A gente tem a notícia, seja de uma americana que teve problema com compliance, seja de outras empresas também… Se você pegar o Banco Master, o que a gente tem de notícia é que eles nunca tiveram um código de ética, um compliance verdadeiro. Chegou-se ao ponto de o diretor de compliance dizer que simplesmente assinava sem ler.

Então, isso não é compliance, isso não é um compliance officer. Os compliance officers com quem eu lido no dia a dia são profissionais altamente capacitados, que têm cuidados seja com as questões de fraude, seja com as questões de assédio moral, assédio sexual, questões de meio ambiente e direitos humanos. 

São profissionais altamente qualificados, e você vai ver que, na maioria dessas empresas onde esses profissionais atuam, não vou dizer que não acontece fraude, mas ela ocorre em um valor muito menor, porque eles têm controle, têm todo um regramento, e a coisa funciona.

Adriana Blak – Marcelo, de que forma o crime organizado entra numa empresa? Como cliente, fornecedor ou como funcionário?

Marcelo Gomes – Então, como estou há 35 anos nessa vida, eu já vi de tudo, acho que eu já vi de tudo. O começo do crime organizado, quando eu me lembro dele entrar na empresa, era via o funcionário, e vários casos que eu tive na década de 90, começo de 2000, eram funcionários viciados em droga e que vendiam droga dentro da empresa.

E aí o crime organizado falava assim: ‘olha, toma aqui de graça para você vender lá dentro’. Aí, quando a droga entrava dentro da empresa, era aquele Deus nos acuda, porque a empresa já estava cooptada pelo crime organizado.
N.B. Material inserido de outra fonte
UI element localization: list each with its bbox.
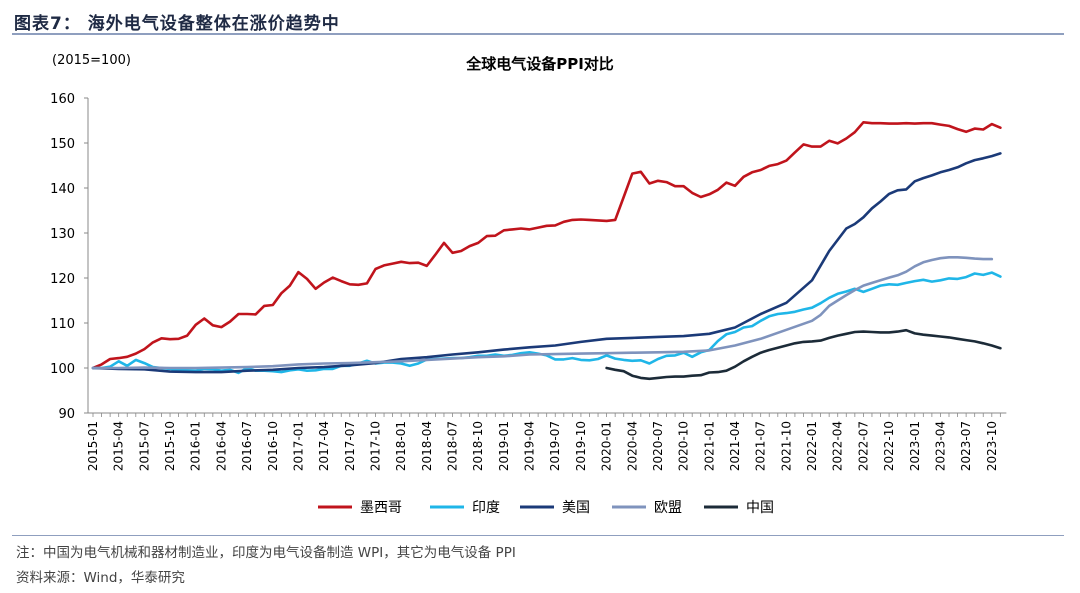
x-tick-label: 2020-10: [677, 421, 691, 471]
x-tick-label: 2016-01: [189, 421, 203, 471]
legend-label-墨西哥: 墨西哥: [360, 500, 402, 516]
x-tick-label: 2017-04: [317, 421, 331, 471]
y-tick-label: 140: [50, 182, 75, 197]
x-tick-label: 2017-10: [368, 421, 382, 471]
y-tick-label: 100: [50, 362, 75, 377]
x-tick-label: 2023-07: [959, 421, 973, 471]
figure-source: 资料来源：Wind，华泰研究: [16, 570, 185, 586]
y-tick-label: 130: [50, 227, 75, 242]
chart-subtitle: (2015=100): [52, 53, 131, 68]
figure-title: 图表7： 海外电气设备整体在涨价趋势中: [14, 14, 340, 34]
y-tick-label: 120: [50, 272, 75, 287]
x-tick-label: 2016-10: [266, 421, 280, 471]
x-tick-label: 2021-01: [702, 421, 716, 471]
series-line-中国: [605, 328, 1002, 381]
series-line-墨西哥: [91, 121, 1002, 370]
x-tick-label: 2020-01: [600, 421, 614, 471]
x-tick-label: 2015-10: [163, 421, 177, 471]
figure-header: 图表7： 海外电气设备整体在涨价趋势中: [12, 6, 1064, 35]
x-tick-label: 2021-07: [754, 421, 768, 471]
x-axis: 2015-01 2015-04 2015-07 2015-10 2016-01 2016-…: [86, 412, 1007, 471]
x-tick-label: 2023-01: [908, 421, 922, 471]
y-tick-label: 110: [50, 317, 75, 332]
x-tick-label: 2022-01: [805, 421, 819, 471]
y-axis: 90 100 110 120 130 140 150 160: [50, 92, 89, 422]
x-tick-label: 2018-04: [420, 421, 434, 471]
x-tick-label: 2022-07: [856, 421, 870, 471]
y-tick-label: 90: [58, 407, 75, 422]
y-tick-label: 160: [50, 92, 75, 107]
x-tick-label: 2020-04: [625, 421, 639, 471]
x-tick-label: 2022-04: [831, 421, 845, 471]
x-tick-label: 2020-07: [651, 421, 665, 471]
x-tick-label: 2021-04: [728, 421, 742, 471]
legend-label-欧盟: 欧盟: [654, 500, 682, 516]
y-tick-label: 150: [50, 137, 75, 152]
figure-note: 注：中国为电气机械和器材制造业，印度为电气设备制造 WPI，其它为电气设备 PP…: [16, 545, 516, 561]
x-tick-label: 2019-07: [548, 421, 562, 471]
x-tick-label: 2019-10: [574, 421, 588, 471]
legend: 墨西哥 印度 美国 欧盟 中国: [318, 500, 774, 516]
legend-label-美国: 美国: [562, 500, 590, 516]
x-tick-label: 2018-10: [471, 421, 485, 471]
x-tick-label: 2018-01: [394, 421, 408, 471]
x-tick-label: 2017-01: [291, 421, 305, 471]
x-tick-label: 2023-04: [933, 421, 947, 471]
x-tick-label: 2016-07: [240, 421, 254, 471]
series-layer: [91, 121, 1002, 381]
x-tick-label: 2019-01: [497, 421, 511, 471]
legend-label-印度: 印度: [472, 500, 500, 516]
x-tick-label: 2018-07: [446, 421, 460, 471]
legend-label-中国: 中国: [746, 500, 774, 516]
x-tick-label: 2015-07: [137, 421, 151, 471]
x-tick-label: 2022-10: [882, 421, 896, 471]
x-tick-label: 2015-04: [112, 421, 126, 471]
ppi-line-chart: 全球电气设备PPI对比 (2015=100) 90 100 110 120 130 140…: [50, 53, 1007, 516]
x-tick-label: 2016-04: [214, 421, 228, 471]
x-tick-label: 2017-07: [343, 421, 357, 471]
series-line-美国: [91, 152, 1002, 374]
series-line-欧盟: [91, 256, 994, 370]
chart-title: 全球电气设备PPI对比: [465, 55, 614, 73]
header-divider: [12, 33, 1064, 35]
x-tick-label: 2021-10: [779, 421, 793, 471]
x-tick-label: 2023-10: [985, 421, 999, 471]
x-tick-label: 2019-04: [523, 421, 537, 471]
footer-divider: [12, 535, 1064, 536]
x-tick-label: 2015-01: [86, 421, 100, 471]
Era muito difícil essa situação.

Hoje não. Hoje o crime organizado está maior, ele ocupa um espaço diferenciado, e hoje ele é o seu cliente, ele é o seu concorrente, então ele tem uma empresa estruturada. 
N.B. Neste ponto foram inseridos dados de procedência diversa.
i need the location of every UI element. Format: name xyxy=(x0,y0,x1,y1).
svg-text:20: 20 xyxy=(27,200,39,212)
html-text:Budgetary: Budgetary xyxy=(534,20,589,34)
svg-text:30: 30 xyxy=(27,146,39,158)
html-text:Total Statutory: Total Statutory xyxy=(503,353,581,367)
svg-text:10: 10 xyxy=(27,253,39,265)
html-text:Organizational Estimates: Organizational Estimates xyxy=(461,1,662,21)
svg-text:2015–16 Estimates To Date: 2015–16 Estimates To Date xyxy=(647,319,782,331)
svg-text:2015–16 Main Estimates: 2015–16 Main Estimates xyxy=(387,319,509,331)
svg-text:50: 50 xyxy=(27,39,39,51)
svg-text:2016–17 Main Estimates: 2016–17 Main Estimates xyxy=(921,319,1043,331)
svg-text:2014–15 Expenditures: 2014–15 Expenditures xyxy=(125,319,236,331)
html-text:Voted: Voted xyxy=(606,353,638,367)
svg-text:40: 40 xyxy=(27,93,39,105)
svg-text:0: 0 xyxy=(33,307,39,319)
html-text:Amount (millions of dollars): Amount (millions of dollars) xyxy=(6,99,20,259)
Então hoje mudou a figura do crime organizado, como ele se insere na economia. Então começou com os clássicos, lavanderia, adega, jogo ilegal, mas agora está migrando para a área de óleo e gás, está migrando para logística, para qualquer tipo de negócio, negociação de ouro, telefonia, qualquer tipo de atividade econômica que possa ser transacionada com dinheiro. 

As franquias, por exemplo, tem muita perfumaria que vende chocolate, o franqueador não tem um controle sobre o franqueado, o franqueado pode ser alguém ligado ao crime organizado. Então é através da economia normal que eles vão entrando.
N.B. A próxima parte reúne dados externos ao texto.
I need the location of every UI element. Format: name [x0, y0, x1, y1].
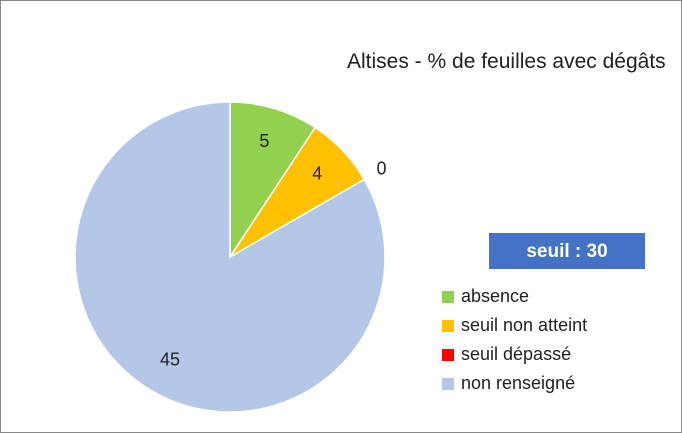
annotation-box: [489, 233, 645, 269]
legend-swatch: [442, 291, 454, 303]
legend-label: seuil dépassé: [461, 344, 571, 364]
data-label: 0: [377, 158, 387, 178]
pie-slice: [229, 101, 317, 260]
legend-label: absence: [461, 286, 529, 306]
chart-title: Altises - % de feuilles avec dégâts: [347, 50, 666, 73]
legend-label: seuil non atteint: [461, 315, 587, 335]
pie-slice: [74, 101, 386, 413]
annotation: seuil : 30: [526, 241, 607, 262]
legend-swatch: [442, 320, 454, 332]
data-label: 5: [259, 131, 269, 151]
legend-swatch: [442, 349, 454, 361]
legend-label: non renseigné: [461, 373, 575, 393]
data-label: 45: [160, 350, 180, 370]
data-label: 4: [312, 163, 322, 183]
legend-swatch: [442, 378, 454, 390]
Adriana Blak – Falando nisso, existe um setor específico que é mais vulnerável? Tipo, o posto de gasolina, lavanderia, a empresa de ônibus, ainda são os clássicos, ou já tem outro que é o mais-mais?

Marcelo Gomes – Os clássicos continuam — adegas, lavanderia — e os modernos são as franquias, a área de logística, porque hoje em dia o crime organizado estão se inserindo naquilo que precisam. 

Eu preciso fazer transporte de droga da Bolívia para o Porto de Santos. Antigamente eu tentava cooptar um motorista de caminhão, eu precisava tentar cooptar uma transportadora; não, hoje o crime organizado compra uma transportadora.